Foi objectivo do autor elevar os portugueses ao estado de alma heroica, de sacrifício pelo país. «Há momentos em que o sentimento de obediência à Lei suprema desfalece, pondo em perigo a independência de uma Raça, a qual se firma, a todo o instante, no esforço comum dos indivíduos que a compõem (…) É preciso, portanto, fortalecer e animar a alma dos portugueses, para que a Pátria, que deles depende, ganhe novas energias e virtudes»(6).

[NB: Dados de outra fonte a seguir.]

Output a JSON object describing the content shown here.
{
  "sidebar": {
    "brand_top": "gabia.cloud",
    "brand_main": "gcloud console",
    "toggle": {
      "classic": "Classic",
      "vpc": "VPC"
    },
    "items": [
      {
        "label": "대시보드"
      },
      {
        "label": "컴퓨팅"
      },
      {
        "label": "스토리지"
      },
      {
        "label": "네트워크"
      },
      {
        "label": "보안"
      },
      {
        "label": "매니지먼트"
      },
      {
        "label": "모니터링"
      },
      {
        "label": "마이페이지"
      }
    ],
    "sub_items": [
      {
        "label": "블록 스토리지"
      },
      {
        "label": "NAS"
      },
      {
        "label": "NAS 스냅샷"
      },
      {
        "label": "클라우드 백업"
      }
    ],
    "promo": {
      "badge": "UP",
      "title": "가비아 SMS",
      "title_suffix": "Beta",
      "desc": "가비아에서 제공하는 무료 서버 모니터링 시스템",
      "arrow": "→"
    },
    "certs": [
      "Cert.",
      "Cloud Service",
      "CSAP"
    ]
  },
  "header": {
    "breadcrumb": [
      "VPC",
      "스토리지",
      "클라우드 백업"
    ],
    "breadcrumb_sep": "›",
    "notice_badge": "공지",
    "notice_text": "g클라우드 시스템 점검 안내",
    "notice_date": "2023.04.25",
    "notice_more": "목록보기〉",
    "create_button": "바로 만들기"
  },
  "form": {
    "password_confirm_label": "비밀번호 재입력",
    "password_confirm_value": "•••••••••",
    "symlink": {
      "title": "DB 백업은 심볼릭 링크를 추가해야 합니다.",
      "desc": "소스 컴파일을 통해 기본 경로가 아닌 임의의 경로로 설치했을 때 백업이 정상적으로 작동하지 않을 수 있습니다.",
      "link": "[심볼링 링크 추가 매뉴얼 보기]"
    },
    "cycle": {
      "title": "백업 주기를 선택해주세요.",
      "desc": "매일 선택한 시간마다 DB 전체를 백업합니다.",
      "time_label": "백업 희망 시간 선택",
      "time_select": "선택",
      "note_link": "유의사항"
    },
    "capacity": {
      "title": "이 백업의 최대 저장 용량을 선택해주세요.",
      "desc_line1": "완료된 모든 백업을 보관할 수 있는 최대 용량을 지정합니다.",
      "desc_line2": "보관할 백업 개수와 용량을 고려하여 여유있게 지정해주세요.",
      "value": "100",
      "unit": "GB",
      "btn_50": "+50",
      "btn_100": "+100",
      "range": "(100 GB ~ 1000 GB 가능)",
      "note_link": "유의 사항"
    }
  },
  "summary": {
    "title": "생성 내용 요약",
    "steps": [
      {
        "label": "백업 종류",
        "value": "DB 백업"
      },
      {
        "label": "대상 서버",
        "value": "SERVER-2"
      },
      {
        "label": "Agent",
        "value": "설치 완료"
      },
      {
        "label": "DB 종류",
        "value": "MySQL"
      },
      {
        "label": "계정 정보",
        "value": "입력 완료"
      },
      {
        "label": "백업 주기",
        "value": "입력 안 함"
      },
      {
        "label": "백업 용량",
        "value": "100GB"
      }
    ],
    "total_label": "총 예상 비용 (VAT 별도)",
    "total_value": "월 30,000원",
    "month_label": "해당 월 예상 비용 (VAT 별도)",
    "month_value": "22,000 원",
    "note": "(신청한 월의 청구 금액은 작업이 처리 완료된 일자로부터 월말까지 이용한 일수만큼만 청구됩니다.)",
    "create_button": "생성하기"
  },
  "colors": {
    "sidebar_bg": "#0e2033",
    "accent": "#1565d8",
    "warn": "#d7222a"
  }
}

A pátria é constituída por uma raça que se organizou e se tornou independente politicamente. Por isso, querer destrui-la, afirma, Pascoaes, é um absurdo. «O Cancioneiro e a obra camoniana constituem os dois fundamentos indestrutíveis da nossa Raça. Logo que a Mocidade os compreenda, subordinando-lhes o seu espírito, e obrando a profunda reforma política, religiosa, económica e literária de que a Pátria necessita para se erguer, definida e viva, da nódoa estrangeirada em que a deliram e apagaram, então, sim, voltaremos, de novo, a ser Alguém…»(7).

(1) PASCOAES, Teixeira de – Arte de ser português, Assírio & Alvim, 3ª ed. 1998, pág.35. (2) Idem, pág.124. (3) Idem, pág.100 (4) Idem, pág.101 (5) Idem, pág.113. (6) Idem, pág. 29. (7) Idem, pág.71.